Steep Decline Predicted For Indonesian Coffee Harvests
Last October, analysts predicted that coffee production in Indonesia would fall by ten per cent. However, those same industry figures have revised their estimations downward.
The most recent projections display that many are now expecting a drop of around twenty percent, the result of the strongest and most disruptive El Nino weather pattern to hit Southeast Asia in the past two decades.
The upcoming harvest may only bring in 560,000 metric tons of coffee, compared to 700,000 tons this year.
Speaking on the data (that was originally published by Bloomberg), the U.S Department of Agriculture said that this forecasted drop would be the ‘steepest decline’ that the Indonesian coffee industry has seen since 2006-07.

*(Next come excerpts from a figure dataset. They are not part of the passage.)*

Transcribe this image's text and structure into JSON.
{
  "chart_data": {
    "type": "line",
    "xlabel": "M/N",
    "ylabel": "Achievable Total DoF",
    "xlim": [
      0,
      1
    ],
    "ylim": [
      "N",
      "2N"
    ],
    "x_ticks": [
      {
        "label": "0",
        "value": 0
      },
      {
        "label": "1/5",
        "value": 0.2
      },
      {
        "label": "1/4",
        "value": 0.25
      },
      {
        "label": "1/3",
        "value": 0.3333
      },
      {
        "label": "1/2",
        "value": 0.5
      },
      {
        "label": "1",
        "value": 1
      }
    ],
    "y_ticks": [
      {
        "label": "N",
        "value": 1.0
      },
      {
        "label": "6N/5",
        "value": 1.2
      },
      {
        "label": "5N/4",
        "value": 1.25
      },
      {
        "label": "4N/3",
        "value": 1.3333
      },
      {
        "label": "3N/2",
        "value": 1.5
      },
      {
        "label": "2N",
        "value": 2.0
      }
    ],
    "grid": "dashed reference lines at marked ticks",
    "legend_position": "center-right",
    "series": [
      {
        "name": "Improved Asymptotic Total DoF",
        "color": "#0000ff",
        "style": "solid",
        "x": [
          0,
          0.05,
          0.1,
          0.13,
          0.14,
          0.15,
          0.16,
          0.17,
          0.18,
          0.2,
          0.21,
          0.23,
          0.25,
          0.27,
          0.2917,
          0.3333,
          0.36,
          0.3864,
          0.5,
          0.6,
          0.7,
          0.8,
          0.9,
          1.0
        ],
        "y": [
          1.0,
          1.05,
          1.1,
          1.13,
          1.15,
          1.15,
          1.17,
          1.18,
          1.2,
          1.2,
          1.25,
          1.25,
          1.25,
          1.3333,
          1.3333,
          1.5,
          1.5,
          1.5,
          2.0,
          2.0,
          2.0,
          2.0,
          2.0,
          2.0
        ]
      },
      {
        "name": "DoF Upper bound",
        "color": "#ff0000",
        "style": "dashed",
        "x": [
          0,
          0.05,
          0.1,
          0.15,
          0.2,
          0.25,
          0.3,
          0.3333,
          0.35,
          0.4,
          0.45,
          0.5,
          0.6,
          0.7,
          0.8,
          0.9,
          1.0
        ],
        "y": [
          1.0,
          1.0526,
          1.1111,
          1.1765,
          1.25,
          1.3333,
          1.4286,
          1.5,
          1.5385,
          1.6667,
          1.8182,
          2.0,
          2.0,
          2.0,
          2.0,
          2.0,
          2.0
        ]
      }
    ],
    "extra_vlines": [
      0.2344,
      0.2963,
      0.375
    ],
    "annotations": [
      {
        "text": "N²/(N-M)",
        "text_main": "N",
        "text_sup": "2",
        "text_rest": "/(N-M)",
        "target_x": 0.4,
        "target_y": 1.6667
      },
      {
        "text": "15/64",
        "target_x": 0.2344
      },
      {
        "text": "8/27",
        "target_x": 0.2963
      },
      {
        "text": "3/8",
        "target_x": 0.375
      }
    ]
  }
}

“Dryness in Indonesia is textbook El Nino,” said the commodities analyst Carlos Mera Arzeno. Arzeno, who works for Rabobank, echoed estimations of a twenty percent decline in production and, in some way, admitted it could turn out worse than many people fear.
Plantations and farms at altitude, so far, have escaped the worst of the weather. Nevertheless, crops in lower lying areas, such as those in the key regions of Lampung, Sumatra and Java, are facing devastation and extensive damage by the prolonged drought that has blanketed the area.

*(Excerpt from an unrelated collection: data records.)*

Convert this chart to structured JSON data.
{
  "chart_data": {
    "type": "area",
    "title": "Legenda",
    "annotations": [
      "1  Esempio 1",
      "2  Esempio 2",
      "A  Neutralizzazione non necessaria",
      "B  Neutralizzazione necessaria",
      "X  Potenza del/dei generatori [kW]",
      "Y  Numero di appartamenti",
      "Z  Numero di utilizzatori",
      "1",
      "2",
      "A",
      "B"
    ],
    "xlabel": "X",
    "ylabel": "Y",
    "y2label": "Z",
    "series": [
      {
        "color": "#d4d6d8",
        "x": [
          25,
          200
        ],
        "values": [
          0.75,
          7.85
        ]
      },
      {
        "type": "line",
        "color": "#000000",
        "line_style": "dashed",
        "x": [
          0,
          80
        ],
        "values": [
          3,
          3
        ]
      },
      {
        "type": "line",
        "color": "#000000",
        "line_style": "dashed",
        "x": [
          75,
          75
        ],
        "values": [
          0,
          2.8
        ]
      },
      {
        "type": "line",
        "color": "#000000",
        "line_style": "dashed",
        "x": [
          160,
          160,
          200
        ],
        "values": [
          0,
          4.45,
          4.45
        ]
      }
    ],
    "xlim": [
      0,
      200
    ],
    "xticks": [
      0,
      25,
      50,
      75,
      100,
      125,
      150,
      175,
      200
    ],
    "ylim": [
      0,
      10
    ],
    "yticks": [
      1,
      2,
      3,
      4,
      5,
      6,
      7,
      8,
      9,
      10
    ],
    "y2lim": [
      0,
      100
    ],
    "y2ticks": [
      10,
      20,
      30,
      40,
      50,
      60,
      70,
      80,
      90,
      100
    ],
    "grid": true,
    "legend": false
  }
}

A substantial decrease of coffee from Indonesia reaching the export market could have a positive effect on pricing, however.

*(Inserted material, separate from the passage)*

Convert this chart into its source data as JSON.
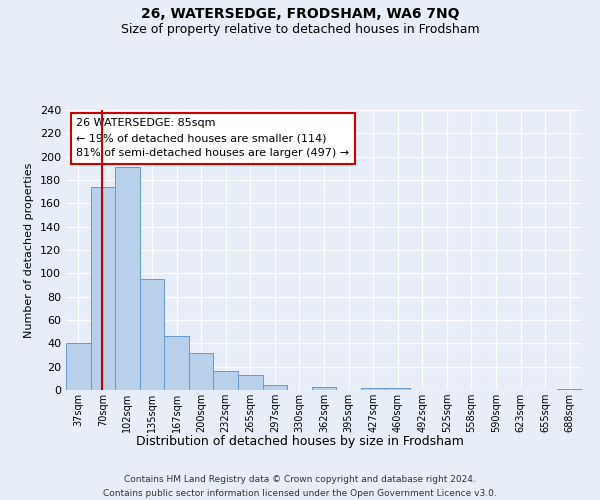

“We expect robusta prices to go up to above $1,580 a ton by mid-2016, as a double-whammy of a lower robusta crop in Brazil and Indonesia hits the market from April onward,” Arzeno added.
According to Volcafe, the global market could face a shortage of 100,000 bags across the 2015-16 growing season.
Of course, Andrea Illy, the chairman and chief executive of Illycafe, warned that such shortages would become commonplace as consumer demand increases at the same time global warming reduces harvests. “We don’t know where this coffee will come from,” he said at last year’s Global Coffee Forum.
Robusta prices on the ICE Futures Europe exchange rose slightly on Tuesday morning, partly in response to the forecasts emanating from Southeast Asia.